Is hyperloop the next big thing?
The inception of the first working and commercially viable hyperloop system may still be some way off, but progress in this sector – which not too long ago felt like something out of science fiction – is certainly occurring.
Numerous companies are working on their own hyperloops. The system uses moving electromagnetic fields to levitate and propel vehicles within a low-pressure tube. Extremely high speeds can be achieved, due to ultra-low aerodynamic drag on the vehicle.
One of the leading companies is Virgin Hyperloop – last year the company announced that its global Hyperloop Certification Center will be located in the state of West Virginia, US.

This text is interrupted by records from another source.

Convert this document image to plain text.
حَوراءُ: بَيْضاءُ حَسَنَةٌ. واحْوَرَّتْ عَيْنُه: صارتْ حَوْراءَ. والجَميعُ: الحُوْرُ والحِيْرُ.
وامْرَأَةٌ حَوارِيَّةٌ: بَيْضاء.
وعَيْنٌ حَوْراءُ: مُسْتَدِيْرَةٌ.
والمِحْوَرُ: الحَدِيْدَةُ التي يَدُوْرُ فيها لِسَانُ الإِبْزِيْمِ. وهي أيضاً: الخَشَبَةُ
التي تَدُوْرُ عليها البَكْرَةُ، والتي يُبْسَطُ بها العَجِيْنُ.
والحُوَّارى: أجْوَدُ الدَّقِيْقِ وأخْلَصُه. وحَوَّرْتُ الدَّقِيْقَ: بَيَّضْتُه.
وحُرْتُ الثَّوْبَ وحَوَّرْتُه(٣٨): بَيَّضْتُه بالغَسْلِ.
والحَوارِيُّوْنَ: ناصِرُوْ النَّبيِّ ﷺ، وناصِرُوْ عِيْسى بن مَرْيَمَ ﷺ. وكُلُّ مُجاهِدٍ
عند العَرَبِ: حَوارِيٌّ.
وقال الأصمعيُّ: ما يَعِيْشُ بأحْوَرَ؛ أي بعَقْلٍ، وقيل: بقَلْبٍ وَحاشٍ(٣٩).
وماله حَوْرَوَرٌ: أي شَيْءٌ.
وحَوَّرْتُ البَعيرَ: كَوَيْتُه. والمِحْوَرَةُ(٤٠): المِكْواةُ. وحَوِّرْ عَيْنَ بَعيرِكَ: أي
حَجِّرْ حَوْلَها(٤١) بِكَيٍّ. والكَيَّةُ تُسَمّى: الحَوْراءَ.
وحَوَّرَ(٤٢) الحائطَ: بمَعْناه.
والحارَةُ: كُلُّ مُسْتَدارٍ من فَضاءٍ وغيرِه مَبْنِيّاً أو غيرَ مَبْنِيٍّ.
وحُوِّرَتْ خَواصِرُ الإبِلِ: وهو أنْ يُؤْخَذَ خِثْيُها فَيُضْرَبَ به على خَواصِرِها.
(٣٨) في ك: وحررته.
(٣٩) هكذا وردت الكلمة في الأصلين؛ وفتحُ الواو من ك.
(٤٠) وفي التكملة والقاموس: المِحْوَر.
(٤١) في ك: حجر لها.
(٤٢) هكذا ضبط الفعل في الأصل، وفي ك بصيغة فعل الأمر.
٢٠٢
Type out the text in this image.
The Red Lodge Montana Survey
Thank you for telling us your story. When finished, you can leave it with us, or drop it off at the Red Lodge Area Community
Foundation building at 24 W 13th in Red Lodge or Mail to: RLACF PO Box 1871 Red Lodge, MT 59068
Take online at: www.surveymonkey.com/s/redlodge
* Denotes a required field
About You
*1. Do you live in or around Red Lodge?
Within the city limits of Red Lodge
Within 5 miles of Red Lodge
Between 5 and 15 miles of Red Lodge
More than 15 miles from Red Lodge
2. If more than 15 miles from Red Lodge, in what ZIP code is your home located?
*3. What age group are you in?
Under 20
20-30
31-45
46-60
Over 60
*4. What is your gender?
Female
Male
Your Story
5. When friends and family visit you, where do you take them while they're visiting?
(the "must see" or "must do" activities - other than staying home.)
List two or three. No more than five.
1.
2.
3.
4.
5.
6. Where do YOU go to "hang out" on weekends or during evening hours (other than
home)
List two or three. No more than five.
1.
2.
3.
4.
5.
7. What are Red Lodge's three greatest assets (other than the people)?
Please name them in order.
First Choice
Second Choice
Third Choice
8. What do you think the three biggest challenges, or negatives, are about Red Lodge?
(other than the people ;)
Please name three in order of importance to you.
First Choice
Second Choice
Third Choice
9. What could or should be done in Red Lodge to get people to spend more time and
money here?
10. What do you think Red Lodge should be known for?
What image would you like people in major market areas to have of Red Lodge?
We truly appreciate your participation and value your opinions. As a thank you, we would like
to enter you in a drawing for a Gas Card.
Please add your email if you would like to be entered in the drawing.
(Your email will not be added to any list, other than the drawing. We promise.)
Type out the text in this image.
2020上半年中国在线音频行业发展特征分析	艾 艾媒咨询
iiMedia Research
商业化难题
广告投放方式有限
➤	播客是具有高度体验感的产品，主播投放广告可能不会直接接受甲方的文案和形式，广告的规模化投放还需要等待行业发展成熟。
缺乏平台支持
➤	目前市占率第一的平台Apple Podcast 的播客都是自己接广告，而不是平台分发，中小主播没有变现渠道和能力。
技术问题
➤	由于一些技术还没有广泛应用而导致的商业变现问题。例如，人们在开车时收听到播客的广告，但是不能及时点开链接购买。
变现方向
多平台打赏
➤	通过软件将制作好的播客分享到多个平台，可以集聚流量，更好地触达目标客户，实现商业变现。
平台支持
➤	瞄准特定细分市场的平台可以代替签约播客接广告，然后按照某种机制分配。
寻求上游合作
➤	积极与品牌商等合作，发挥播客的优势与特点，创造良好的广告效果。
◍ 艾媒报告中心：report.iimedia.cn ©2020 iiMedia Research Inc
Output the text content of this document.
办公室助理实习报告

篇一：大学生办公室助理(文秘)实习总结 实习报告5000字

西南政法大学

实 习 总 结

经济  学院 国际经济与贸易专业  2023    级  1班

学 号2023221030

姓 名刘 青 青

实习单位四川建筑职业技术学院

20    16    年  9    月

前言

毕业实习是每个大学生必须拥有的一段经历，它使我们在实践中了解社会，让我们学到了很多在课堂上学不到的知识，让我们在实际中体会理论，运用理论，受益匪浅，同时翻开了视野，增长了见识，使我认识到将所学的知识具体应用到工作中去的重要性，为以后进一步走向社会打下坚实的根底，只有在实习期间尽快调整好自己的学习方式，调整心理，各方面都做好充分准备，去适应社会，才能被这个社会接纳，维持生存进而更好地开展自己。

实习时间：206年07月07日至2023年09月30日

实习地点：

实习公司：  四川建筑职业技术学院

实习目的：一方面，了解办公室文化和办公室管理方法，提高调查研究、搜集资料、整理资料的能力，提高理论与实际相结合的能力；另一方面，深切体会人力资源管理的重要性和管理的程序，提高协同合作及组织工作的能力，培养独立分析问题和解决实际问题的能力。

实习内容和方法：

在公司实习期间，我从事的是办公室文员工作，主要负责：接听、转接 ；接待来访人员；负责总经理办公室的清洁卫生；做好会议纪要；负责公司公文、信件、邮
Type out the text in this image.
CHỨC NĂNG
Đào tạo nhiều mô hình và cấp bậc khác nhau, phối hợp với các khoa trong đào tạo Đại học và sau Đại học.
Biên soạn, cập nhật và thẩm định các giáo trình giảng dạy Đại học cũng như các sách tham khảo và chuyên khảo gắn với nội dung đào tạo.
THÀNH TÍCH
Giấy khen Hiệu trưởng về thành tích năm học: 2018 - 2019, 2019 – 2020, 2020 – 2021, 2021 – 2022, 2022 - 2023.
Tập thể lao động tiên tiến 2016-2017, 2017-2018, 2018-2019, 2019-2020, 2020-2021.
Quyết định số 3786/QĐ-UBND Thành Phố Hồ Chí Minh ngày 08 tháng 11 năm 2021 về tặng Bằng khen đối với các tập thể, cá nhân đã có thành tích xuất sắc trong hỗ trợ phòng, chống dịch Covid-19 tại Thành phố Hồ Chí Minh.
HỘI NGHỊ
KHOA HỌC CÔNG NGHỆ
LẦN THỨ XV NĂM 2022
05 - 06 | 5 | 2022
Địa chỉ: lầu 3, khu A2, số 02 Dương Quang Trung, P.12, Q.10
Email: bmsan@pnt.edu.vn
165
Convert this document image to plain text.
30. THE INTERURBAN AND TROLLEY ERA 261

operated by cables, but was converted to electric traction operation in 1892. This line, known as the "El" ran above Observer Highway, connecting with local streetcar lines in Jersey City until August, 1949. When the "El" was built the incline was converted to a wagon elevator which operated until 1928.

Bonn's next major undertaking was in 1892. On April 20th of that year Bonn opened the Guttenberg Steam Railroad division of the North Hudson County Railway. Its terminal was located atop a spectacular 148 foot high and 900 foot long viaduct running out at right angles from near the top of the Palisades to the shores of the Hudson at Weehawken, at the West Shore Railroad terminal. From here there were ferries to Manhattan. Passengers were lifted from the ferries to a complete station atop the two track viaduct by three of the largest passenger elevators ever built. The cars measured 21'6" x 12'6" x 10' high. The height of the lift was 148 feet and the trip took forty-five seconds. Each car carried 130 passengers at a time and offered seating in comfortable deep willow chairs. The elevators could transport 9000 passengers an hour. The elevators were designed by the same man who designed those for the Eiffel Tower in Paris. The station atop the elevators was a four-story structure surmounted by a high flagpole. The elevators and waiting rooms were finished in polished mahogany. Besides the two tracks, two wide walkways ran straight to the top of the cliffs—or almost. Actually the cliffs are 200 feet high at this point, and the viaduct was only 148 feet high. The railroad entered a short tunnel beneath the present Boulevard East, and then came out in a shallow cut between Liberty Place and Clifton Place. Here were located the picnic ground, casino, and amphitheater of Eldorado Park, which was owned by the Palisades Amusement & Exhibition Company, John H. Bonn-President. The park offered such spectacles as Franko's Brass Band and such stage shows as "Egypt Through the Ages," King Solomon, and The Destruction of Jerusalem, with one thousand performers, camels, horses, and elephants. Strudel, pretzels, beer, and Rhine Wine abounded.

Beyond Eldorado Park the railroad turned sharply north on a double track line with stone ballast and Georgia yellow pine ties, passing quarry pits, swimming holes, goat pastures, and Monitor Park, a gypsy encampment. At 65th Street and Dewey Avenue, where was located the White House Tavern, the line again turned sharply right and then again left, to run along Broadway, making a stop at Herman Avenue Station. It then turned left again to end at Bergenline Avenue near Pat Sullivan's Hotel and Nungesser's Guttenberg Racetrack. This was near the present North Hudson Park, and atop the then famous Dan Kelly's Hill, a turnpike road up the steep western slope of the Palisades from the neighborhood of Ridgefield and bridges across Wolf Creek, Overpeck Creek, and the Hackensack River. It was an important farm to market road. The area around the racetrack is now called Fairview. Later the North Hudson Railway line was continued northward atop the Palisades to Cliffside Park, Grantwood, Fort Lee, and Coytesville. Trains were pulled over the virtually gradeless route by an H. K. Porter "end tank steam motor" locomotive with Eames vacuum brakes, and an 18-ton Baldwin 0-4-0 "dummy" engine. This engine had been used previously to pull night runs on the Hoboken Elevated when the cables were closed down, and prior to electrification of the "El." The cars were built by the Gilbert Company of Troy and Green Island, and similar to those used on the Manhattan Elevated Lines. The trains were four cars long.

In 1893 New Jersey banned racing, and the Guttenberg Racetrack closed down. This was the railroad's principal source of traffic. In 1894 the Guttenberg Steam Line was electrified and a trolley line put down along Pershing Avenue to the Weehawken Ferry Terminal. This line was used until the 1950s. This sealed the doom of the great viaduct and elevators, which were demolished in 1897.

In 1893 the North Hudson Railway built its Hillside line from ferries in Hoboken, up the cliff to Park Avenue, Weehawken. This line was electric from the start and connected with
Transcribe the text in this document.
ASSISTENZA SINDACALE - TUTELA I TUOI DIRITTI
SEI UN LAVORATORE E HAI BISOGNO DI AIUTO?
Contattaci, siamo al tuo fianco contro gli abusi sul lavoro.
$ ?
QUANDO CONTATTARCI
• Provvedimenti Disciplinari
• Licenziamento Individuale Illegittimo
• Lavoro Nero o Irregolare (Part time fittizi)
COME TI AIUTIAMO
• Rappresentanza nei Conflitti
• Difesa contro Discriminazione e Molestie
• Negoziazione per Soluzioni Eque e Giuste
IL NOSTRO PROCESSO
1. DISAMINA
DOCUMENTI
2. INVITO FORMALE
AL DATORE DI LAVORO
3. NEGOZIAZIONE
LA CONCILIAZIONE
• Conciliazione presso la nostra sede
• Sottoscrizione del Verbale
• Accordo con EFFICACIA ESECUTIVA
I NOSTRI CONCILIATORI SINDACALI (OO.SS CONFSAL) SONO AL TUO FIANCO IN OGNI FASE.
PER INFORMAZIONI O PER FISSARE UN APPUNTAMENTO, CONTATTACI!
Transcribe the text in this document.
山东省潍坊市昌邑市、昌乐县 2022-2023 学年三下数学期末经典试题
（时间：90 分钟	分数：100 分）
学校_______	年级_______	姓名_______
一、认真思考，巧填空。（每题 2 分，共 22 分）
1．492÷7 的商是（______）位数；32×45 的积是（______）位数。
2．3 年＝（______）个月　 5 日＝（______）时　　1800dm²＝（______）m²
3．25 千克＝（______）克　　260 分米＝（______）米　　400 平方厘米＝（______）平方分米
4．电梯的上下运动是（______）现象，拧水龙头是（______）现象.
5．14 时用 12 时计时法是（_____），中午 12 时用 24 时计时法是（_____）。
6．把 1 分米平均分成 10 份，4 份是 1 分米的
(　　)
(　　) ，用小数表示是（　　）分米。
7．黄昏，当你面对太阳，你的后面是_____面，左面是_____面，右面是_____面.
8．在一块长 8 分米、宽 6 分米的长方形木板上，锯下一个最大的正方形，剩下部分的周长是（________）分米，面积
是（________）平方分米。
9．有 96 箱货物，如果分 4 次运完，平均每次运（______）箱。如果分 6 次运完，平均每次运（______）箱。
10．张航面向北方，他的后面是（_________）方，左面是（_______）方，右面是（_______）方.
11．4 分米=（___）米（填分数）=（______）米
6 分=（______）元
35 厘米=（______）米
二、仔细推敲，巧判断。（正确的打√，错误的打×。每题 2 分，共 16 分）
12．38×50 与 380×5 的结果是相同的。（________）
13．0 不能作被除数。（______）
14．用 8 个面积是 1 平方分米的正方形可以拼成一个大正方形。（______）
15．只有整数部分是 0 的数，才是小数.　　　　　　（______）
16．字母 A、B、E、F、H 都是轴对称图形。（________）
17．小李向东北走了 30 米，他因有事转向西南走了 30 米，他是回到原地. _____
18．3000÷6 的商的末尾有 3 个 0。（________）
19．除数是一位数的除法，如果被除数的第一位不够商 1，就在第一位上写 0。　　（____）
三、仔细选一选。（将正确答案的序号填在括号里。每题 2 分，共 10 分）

Sir Richard Branson, founder of the Virgin Group, said, “The Hyperloop Certification Center is the start of the hyperloop journey for West Virginia, for the US, and for the world. We’re one step closer to making hyperloop travel a reality for people everywhere.”
Virgin Hyperloop aims to be safety certified by 2025 and begin commercial operations by 2030.
Another development in this sector occurred in 2020 when two European committees joined forces to assist in the development of standards for everything from components and infrastructure to communications related to hyperloops. The Joint Technical Committee is dedicated to the standardisation of future hyperloop systems.
The consortium of hyperloop companies comprises Hardt Hyperloop (from the Netherlands), Hyper Poland (from Poland), TransPod (from Canada), and Zeleros Hyperloop (from Spain).
It remains to be seen whether hyperloops will be a mega trend for the transport industry, but there is no doubt that the projects that will be conceived and constructed in the future will be more ambitious, environmentally friendly and packed with technology than ever before.